Räsänen questioned the EC, but the correspondence lasted for over a year without clear answers. Therefore, Räsänen filed a freedom of information request to access all the Commission’s documents concerning the BOUNCE project. However, HaDEA shared only one document, which was essentially entirely redacted, invoking the protection of commercial interests and personal data. It also failed to locate requested documents that are known to exist, including previous emails on the topic.

Räsänen remained undeterred and, with the help of the ELSC legal team, filed a complaint to the EU Ombudsman at the end of 2022, claiming that the conduct of the Commission and its staff amounted to maladministration, specifically in relation to the incomplete and unclear information provided and the unreasonable amount of time taken to answer to the queries.

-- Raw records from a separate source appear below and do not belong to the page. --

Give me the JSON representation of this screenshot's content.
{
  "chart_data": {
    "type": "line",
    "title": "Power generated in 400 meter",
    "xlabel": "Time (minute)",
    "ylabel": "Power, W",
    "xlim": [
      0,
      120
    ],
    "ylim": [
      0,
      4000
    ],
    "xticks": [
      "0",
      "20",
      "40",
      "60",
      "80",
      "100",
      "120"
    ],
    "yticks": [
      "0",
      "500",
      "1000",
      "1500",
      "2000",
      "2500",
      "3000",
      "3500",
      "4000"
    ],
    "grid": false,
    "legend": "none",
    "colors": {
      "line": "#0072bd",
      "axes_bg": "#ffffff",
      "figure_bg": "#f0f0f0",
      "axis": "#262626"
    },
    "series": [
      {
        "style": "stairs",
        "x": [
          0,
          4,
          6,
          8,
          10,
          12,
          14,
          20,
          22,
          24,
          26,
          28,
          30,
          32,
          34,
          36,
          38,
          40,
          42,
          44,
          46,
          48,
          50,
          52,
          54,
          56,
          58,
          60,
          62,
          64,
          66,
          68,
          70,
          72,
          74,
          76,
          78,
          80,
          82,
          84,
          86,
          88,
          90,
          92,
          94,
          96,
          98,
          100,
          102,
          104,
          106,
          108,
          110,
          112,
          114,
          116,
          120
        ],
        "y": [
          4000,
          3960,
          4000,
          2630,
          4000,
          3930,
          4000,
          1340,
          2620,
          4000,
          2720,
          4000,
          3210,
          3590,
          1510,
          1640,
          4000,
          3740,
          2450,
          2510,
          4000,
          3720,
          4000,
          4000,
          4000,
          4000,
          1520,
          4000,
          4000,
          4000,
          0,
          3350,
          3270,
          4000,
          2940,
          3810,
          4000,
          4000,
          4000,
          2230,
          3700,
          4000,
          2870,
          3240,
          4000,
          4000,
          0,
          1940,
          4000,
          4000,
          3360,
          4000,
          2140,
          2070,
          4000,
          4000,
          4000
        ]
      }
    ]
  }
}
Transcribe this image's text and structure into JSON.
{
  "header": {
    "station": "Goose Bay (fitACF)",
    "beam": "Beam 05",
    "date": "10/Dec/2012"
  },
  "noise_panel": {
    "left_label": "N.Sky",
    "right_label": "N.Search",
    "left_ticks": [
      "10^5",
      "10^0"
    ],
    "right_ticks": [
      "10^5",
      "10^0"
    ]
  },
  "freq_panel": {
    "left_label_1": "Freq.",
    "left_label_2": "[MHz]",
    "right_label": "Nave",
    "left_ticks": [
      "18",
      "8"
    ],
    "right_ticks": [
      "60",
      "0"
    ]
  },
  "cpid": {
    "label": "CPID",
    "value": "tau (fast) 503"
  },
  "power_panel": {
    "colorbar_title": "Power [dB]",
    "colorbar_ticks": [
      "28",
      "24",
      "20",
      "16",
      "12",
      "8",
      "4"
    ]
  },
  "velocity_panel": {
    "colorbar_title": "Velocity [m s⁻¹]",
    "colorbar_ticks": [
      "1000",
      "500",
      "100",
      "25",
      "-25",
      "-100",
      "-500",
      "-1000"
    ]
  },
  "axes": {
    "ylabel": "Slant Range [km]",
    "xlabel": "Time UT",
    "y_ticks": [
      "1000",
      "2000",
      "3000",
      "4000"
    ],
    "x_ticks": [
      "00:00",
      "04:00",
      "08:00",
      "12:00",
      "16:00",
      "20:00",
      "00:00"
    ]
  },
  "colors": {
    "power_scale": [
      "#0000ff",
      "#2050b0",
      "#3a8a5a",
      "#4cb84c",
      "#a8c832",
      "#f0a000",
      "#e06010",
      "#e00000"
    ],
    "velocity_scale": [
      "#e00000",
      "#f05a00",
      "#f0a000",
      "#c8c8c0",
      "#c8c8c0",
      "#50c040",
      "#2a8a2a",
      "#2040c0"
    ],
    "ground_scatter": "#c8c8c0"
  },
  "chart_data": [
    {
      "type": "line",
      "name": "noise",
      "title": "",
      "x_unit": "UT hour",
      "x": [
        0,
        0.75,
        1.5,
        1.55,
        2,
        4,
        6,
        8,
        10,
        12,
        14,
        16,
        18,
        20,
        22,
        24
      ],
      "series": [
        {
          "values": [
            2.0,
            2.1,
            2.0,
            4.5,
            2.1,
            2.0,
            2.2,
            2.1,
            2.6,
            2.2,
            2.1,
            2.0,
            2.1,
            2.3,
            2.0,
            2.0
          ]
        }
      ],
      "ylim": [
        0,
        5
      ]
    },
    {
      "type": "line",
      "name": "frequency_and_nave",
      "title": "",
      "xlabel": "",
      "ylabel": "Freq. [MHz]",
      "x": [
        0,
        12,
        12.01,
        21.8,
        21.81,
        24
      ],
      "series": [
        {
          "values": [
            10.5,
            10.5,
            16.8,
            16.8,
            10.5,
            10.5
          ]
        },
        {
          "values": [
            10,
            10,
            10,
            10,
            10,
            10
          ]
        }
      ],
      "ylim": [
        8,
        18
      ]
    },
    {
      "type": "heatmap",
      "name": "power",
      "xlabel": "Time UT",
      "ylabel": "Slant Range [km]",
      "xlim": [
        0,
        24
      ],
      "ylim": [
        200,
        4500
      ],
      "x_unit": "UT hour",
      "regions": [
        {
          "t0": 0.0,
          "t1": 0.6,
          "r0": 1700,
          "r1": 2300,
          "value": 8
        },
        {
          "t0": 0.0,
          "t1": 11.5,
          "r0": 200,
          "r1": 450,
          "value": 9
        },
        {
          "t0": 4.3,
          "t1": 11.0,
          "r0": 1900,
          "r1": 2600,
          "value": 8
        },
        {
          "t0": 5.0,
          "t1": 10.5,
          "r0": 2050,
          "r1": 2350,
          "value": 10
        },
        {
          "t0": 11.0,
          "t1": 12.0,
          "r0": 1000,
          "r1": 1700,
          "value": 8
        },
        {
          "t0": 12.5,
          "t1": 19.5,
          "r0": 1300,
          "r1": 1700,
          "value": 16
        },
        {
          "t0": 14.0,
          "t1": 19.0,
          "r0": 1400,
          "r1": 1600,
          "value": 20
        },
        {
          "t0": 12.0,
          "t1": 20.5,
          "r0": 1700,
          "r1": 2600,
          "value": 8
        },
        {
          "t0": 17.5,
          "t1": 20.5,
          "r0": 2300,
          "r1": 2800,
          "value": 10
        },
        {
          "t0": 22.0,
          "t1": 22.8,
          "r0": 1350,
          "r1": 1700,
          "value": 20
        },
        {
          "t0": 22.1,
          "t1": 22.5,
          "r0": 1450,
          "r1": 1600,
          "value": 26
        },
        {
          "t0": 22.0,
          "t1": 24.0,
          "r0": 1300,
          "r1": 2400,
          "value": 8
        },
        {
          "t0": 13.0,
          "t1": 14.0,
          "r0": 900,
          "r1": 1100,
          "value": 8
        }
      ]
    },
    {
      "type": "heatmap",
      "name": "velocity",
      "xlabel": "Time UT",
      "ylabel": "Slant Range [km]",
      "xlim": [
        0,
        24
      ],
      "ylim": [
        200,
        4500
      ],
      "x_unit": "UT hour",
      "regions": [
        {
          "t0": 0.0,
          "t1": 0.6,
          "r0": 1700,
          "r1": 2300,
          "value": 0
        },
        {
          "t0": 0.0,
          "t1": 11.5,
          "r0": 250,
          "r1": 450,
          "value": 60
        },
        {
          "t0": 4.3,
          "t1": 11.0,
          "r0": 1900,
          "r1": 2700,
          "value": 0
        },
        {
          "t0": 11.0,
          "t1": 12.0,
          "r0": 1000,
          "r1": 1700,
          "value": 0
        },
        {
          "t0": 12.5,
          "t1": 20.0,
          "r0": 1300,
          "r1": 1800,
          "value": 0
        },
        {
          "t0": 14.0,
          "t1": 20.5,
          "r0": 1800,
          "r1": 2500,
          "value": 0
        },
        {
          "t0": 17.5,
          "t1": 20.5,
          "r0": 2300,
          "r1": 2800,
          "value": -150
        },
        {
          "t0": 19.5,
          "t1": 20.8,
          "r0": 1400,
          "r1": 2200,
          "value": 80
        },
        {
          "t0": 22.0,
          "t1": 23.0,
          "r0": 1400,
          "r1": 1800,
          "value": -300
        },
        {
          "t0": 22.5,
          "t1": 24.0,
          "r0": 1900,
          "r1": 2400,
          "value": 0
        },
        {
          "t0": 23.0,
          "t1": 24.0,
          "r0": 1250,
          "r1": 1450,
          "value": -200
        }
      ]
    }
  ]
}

The EU Ombudsman opened an inquiry, and on 20 July 2023, issued a landmark decision, confirming that:

  • The 2014 EU Guidelines exclude any form of participation of Israeli entities established in settlements in the OPT, both funded and on a no-cost basis;
  • funding an EU project that involves staff from a university established in an Israeli settlement in the OPT as participants is not in conformity with the EU guidelines;
  • HaDEA’s replies did “not meet fully the standards of clarity that citizens are entitled to expect from EU authorities”, and “the replies given by HaDEA before and during the inquiry are not such as to dispel all doubts about the conformity with the EU guidelines”. The Ombudsman found that  HaDEA had failed to inform the independent experts commissioned to carry out reviews of the BOUNCE project about the specific concerns Räsänen had raised, and thus they did not investigate them.

The EU Ombudsman also recommended HaDEA to review its procedures for ensuring compliance with the EU Guidelines and requested HaDEA to inform her by 20 October 2023 of any action they have taken regarding her suggestions, therefore showing an inclination to accept our contention that there seemed to be a systemic issue.

HaDEA replied to the Ombudsman only in December 2023, and failed to identify any relevant actions to review its procedures, prevent the systemic circumvention of the Guidelines and to ensure good administration and accountability. As mentioned by ELSC to a response to HaDEA in January 2024, this “clearly comes across as a general lack of oversight in relation to the involvement of Israeli institutions based in the Occupied Palestinian Territory […] Such conduct raises doubts on whether the Agency staff, despite being aware of the Guidelines, acted evasively to shield its own inconsistencies.”

The Ombudsman’s decision is a legal win, because it clarifies that illegal settlements in the OPT should be excluded from EU cooperation projects and cannot benefit from EU monetary resources or otherwise. Moreover, the decision pays tribute to the efforts of EU citizens to get justice and accountability.

However, the EU Ombudsman declined to investigate the issue further on the basis that, by the time of her inquiry, the BOUNCE project had ended and had declined to include HaDEA’s delays in the scope of her inquiry. This creates a perverse incentive to delay answering queries. In addition, the EC has not held those responsible for collusion with the illegal Israeli settlement’s enterprise. This is unacceptable.

I am glad that my complaint to the Ombudsman led her to acknowledge that the issue had not been properly investigated, but I am disappointed that no remedial action has been taken. Is it allowed to violate binding EU guidelines without consequences? EU citizens want accountability, not impunity.” – says Syksy Räsänen.

It’s good to see the Ombudsman’s decision going in the right direction. Despite the EU guidelines published in 2014, we at ECCP have been denouncing for years multiple cases that demonstrate failures of the Commission to properly instruct against, monitor for, and rectify project management transgressions.” – says Aneta Jerska, ECCP coordinator.